13. The solution of claim 1 or claim 2, wherein the solution is oxygenated.
14. A composition for the preparation of a solution according to any one of claims 1 to 13 comprising adenosine, lidocaine and a calcium source, wherein the molar ratio of adenosine to calcium is from 0.3:0.26 to 0.45:0.18, and the ratio of lidocaine: the molar ratio of calcium is 0.04:0.26 to 0.09: 0.18.
15. The composition of claim 14, wherein the molar ratio of adenosine to calcium is 0.4: 0.22 and the molar ratio of lidocaine to calcium is 0.05: 0.22.
16. The composition of claim 14 or claim 15, further comprising a source of sodium, a source of potassium, and a source of magnesium, wherein the molar ratio of calcium to sodium is from 0.26: 130 to 0.18: 160, the molar ratio of calcium to potassium is from 0.26: 4 to 0.18: 7, and the ratio of calcium: the molar ratio of magnesium is 0.26: 11 to 0.18: 15.

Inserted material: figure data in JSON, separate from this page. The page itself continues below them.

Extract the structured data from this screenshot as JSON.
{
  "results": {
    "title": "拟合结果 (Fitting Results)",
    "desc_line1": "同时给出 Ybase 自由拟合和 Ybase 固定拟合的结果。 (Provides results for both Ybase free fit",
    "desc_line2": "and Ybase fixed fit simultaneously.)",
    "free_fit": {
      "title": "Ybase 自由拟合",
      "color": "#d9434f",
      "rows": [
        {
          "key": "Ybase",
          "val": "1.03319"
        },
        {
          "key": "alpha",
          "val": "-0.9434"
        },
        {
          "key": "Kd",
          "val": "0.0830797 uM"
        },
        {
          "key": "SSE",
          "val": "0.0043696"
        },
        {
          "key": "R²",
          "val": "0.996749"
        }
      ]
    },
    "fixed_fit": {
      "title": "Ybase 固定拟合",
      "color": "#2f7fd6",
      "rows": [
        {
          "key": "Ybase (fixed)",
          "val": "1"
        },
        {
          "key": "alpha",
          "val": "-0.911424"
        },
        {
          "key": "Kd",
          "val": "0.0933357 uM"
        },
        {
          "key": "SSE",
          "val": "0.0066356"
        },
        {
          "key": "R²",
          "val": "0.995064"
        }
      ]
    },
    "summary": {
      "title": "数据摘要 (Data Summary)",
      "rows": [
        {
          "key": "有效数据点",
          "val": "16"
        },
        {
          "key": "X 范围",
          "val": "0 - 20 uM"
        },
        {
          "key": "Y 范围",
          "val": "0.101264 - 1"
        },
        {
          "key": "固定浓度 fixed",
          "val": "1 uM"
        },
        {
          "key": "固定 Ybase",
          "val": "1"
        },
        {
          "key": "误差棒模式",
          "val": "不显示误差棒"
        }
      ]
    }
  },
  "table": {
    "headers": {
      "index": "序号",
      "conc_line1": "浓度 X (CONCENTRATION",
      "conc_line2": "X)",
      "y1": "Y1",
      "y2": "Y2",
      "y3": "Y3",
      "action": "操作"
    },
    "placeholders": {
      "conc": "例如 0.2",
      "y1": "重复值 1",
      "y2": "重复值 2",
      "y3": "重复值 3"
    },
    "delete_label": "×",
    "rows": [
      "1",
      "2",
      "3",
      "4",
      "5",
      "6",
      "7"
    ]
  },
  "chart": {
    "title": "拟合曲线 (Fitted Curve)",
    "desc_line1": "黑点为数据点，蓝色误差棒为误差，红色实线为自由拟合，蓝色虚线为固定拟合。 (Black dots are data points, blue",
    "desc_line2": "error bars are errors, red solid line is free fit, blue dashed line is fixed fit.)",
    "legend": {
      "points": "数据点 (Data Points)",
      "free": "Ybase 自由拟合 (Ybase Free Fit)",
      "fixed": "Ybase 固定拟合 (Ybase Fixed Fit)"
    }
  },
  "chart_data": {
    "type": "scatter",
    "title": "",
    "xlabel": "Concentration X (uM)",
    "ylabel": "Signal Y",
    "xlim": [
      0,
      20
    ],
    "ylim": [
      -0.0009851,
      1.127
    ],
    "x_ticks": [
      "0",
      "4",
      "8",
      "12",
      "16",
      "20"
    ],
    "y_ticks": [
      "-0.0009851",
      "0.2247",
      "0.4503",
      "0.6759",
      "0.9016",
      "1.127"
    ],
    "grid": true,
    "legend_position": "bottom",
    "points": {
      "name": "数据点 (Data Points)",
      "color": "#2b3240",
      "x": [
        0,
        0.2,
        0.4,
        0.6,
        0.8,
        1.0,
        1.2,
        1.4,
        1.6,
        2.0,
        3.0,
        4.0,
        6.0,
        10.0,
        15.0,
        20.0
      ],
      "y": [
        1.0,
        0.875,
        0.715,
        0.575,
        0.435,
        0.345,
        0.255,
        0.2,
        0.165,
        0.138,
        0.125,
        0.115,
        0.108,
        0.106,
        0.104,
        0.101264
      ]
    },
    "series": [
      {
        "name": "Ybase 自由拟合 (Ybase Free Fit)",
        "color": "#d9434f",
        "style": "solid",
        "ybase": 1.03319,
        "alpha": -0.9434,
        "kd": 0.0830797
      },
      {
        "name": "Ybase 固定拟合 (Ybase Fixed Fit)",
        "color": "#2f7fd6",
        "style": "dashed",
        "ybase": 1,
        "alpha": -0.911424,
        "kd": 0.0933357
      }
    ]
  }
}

17. The composition of claim 16, wherein the molar ratio of calcium to sodium is 0.22: 147, the molar ratio of calcium to sodium is: the molar ratio of potassium is 0.22: 5.9 and the molar ratio of calcium to magnesium is 0.22: 13.
18. The composition of claim 14 or claim 15, further comprising chloride, glucose, insulin, D-mannitol, pyruvate, and reduced glutathione.
19. A method comprising reperfusion of a donor heart with a solution according to any one of claims 1 to 13.
20. The method of claim 19, wherein the heart is reperfused with the solution during removal of the heart from a donor of the heart.
21. The method of claim 19, wherein the heart is reperfused with the solution in a reperfusion device.
22. The method of claim 21, wherein the heart is reperfused with the solution for at least 3 minutes immediately after the heart is removed from the donor of the heart.
23. The method of any one of claims 19-22, wherein the heart is removed from a donor after circulatory death.
24. The method of any one of claims 19-22, wherein the heart is at a temperature above 25 ℃ and below 37 ℃.
25. The method of any one of claims 19-22, wherein during reperfusion the heart is at a temperature of 35 ℃.
26. Use of a solution according to any one of claims 1 to 13 for reperfusion of a donor heart.
27. The use of claim 26, wherein the solution is used to reperfuse the heart during removal of the heart from a donor of the heart.
28. The use of claim 26, wherein the solution is used to reperfuse the heart for at least 3 minutes immediately after removal of the heart from a donor of the heart.
29. The use of claim 27 or claim 28, wherein the donor is a donor after circulatory death.
30. The use of any one of claims 26-28, wherein the heart is at a temperature above 25 ℃ and below 37 ℃.